I follow many pages where that is all that they do. They have busy sites with new content being added constantly so they share one or more pieces of the content to their Facebook pages each day. And that’s really all they do. They share their own links.

And, all that they do is share the plain URL, and do not add any commentary or encourage any comments. Things just tend to happen on their own.

Well, when you share a URL, Facebook does its best to automate the gathering of the title, description, and thumbnail. I have never seen it get the title wrong. The description is usually OK, but it can be better (and controlled by the site owner). The image I would say has a 50/50 chance of being correct when left to automation. This can be controlled by the site owner as well.

The site owner can control the values of the title, description, and image before being shared to Facebook.

Here is the order that Facebook will look for each one:

Title: Open Graph tag; HTML title

Description: Open Graph tag; Meta description; First couple sentences of content

Image: Open Graph tag; usually the first image (it might skip the logo or ads if recognized as such)

So, it’s best to add some Open Graph tags to be sure of the accuracy of a share in Facebook.
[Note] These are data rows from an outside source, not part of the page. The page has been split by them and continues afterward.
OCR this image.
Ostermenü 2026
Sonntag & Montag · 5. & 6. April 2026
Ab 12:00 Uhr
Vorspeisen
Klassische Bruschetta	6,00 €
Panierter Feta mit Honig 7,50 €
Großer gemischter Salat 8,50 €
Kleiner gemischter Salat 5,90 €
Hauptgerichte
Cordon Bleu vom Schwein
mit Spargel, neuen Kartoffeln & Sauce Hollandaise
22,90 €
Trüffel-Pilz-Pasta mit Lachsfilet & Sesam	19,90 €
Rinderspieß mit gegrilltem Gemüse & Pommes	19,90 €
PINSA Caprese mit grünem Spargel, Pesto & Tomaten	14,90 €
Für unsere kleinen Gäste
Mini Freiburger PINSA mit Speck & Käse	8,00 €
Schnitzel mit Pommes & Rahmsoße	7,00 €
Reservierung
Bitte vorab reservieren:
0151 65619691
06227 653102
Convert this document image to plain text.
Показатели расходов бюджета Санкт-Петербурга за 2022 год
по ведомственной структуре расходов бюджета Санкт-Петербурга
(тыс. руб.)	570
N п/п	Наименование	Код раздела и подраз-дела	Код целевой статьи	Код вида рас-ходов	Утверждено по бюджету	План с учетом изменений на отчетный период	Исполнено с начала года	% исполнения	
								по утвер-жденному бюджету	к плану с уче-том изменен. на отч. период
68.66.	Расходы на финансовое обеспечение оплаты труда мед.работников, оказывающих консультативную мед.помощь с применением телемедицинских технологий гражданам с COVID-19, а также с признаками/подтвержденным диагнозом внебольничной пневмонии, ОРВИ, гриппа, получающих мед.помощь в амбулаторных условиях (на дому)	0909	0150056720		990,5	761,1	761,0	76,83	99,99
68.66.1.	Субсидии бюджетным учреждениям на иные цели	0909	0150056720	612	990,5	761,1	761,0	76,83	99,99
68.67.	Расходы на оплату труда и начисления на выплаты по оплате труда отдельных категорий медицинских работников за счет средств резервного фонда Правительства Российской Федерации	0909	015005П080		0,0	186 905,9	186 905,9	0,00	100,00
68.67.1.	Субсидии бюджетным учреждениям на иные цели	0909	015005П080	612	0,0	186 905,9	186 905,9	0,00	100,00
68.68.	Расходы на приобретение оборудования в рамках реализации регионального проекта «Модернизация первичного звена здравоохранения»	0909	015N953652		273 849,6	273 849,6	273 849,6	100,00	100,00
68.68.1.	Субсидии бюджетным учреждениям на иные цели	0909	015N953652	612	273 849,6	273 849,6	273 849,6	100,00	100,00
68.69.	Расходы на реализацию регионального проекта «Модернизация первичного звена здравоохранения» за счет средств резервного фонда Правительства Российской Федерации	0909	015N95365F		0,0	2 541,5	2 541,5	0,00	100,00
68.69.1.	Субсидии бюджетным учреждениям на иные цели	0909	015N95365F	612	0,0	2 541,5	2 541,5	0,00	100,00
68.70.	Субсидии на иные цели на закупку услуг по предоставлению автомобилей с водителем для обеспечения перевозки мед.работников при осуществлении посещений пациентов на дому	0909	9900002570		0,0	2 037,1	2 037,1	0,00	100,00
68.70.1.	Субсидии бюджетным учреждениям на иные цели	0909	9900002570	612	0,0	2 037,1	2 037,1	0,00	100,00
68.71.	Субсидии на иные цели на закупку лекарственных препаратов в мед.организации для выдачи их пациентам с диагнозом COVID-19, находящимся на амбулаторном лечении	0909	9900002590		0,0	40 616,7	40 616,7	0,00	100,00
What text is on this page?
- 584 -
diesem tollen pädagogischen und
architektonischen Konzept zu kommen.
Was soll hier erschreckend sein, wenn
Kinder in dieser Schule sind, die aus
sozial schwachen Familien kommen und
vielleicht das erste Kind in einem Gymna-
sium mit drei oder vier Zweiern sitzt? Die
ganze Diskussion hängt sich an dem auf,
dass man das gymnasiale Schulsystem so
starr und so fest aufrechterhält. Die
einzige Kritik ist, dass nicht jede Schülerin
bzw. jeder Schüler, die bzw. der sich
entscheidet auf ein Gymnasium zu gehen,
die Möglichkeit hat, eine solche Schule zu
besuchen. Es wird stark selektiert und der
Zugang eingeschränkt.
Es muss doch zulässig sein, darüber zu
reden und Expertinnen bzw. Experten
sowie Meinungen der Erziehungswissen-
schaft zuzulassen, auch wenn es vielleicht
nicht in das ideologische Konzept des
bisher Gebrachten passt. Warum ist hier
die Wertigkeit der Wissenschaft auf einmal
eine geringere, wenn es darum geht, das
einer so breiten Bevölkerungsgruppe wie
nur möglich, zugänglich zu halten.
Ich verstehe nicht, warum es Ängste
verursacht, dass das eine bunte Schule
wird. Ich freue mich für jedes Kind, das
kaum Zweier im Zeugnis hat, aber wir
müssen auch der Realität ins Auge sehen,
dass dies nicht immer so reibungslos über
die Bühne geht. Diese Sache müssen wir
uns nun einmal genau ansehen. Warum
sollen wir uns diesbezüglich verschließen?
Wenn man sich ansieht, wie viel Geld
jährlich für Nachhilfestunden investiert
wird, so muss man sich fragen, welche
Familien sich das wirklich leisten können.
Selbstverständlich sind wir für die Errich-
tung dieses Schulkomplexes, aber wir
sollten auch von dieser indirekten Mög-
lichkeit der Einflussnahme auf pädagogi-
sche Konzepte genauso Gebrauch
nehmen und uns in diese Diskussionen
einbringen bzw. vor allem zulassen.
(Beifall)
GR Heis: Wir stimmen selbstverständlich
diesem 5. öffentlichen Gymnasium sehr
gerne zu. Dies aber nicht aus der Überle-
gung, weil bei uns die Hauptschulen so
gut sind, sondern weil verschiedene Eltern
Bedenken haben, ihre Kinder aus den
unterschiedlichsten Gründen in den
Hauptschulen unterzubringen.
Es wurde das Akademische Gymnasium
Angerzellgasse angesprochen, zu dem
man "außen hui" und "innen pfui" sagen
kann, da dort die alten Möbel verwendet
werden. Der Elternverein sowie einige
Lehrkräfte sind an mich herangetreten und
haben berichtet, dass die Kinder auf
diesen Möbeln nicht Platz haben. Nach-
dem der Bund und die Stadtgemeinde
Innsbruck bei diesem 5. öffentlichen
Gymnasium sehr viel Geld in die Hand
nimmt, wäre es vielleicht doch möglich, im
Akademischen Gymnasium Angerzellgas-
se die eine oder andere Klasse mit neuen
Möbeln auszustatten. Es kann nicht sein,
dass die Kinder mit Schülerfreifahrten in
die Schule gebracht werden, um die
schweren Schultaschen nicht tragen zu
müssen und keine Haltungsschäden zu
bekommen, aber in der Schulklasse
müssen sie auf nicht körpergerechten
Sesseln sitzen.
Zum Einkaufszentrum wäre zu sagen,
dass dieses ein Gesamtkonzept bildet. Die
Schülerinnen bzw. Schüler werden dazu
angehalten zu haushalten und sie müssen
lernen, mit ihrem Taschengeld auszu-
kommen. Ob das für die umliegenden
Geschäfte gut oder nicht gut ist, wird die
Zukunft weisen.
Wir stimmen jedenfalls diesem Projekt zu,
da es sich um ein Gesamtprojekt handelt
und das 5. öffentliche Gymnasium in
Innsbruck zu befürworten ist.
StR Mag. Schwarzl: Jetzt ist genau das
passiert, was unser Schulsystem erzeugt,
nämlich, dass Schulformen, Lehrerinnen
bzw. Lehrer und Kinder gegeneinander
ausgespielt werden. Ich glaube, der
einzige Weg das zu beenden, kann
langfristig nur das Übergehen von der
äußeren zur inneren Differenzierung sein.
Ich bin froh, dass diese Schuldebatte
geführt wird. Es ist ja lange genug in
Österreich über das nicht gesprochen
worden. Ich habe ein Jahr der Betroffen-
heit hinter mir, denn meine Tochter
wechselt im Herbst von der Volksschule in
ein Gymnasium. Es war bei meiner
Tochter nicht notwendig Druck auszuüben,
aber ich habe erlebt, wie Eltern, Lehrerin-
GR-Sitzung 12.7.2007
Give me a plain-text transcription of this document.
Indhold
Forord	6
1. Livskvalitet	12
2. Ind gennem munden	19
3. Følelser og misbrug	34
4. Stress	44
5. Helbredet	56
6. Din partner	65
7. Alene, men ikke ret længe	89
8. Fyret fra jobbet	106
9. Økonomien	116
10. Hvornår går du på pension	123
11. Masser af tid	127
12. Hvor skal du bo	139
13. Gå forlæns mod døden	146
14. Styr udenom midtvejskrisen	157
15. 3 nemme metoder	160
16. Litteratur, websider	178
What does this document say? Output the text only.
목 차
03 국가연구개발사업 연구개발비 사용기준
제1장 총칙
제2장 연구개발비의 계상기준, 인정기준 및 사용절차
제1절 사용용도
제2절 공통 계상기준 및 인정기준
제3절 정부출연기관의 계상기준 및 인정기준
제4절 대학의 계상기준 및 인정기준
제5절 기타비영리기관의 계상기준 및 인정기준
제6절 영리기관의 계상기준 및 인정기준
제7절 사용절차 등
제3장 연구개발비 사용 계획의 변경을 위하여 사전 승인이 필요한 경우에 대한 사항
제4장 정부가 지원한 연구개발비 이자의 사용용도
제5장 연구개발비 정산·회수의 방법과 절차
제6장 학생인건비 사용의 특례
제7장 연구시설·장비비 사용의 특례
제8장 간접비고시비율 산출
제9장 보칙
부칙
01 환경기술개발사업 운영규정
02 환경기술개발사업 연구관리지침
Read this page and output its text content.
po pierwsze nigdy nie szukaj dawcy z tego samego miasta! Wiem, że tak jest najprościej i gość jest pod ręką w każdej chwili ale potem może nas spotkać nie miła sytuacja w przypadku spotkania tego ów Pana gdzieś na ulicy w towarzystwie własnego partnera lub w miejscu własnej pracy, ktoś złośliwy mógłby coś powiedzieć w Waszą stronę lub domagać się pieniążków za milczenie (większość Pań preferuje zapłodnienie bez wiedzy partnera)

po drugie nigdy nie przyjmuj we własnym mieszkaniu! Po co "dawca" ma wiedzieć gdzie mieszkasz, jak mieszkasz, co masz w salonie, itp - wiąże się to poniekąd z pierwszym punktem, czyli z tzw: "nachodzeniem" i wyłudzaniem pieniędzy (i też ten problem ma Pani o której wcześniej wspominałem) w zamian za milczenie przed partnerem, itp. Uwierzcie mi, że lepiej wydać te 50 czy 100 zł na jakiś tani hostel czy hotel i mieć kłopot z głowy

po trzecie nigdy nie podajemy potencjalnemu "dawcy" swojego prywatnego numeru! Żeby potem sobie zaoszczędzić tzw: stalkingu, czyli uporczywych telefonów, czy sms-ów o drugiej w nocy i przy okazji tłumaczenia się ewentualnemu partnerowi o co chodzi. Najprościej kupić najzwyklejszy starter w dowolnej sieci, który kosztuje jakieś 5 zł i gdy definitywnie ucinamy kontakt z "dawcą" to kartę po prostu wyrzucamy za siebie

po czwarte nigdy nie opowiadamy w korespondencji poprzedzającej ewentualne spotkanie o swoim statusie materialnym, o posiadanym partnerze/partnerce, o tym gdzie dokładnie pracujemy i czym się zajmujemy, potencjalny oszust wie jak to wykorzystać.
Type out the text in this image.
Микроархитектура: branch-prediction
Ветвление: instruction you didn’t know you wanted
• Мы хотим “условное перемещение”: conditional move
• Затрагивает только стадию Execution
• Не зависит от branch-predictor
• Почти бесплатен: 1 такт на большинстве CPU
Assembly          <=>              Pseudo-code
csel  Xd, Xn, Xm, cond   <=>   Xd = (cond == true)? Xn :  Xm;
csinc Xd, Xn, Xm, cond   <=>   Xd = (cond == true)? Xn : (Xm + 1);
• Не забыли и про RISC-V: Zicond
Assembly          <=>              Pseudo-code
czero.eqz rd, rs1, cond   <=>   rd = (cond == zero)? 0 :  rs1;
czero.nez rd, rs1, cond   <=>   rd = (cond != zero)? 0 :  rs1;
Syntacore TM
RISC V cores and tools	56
This gives you more control of it displaying properly which can help encourage sharing. Since you control the description, you can even include a call to action that may encourage click through to your site or commenting on Facebook.

Paying to Boost Facebook Posts

You also have the option to pay to boost a Facebook post. This ensures that more people see the post. In other words, it’ll stick around in news feeds longer.

How many more people that will end up seeing it is determined entirely by the range that you purchase, and even this is just an estimate. This doesn’t include organic views though. As people see the post, they may share it. If that’s the case, those views that come from the share will be over and above the paid views.

Your targeting option includes people that like your page, and also:

a) Their friends – or –

b) People that you choose to target

You can target people by geographic location down to the city level, and by age and gender.

Prices vary on many factors including the initial targeting option. Naturally, there are more potentials viewers (in most cases) when you target beyond the friends of your likes. You could be looking at anywhere from $40 to $600 depending on how many people you want to reach with your message.

That’s it. Thank you for reading this post.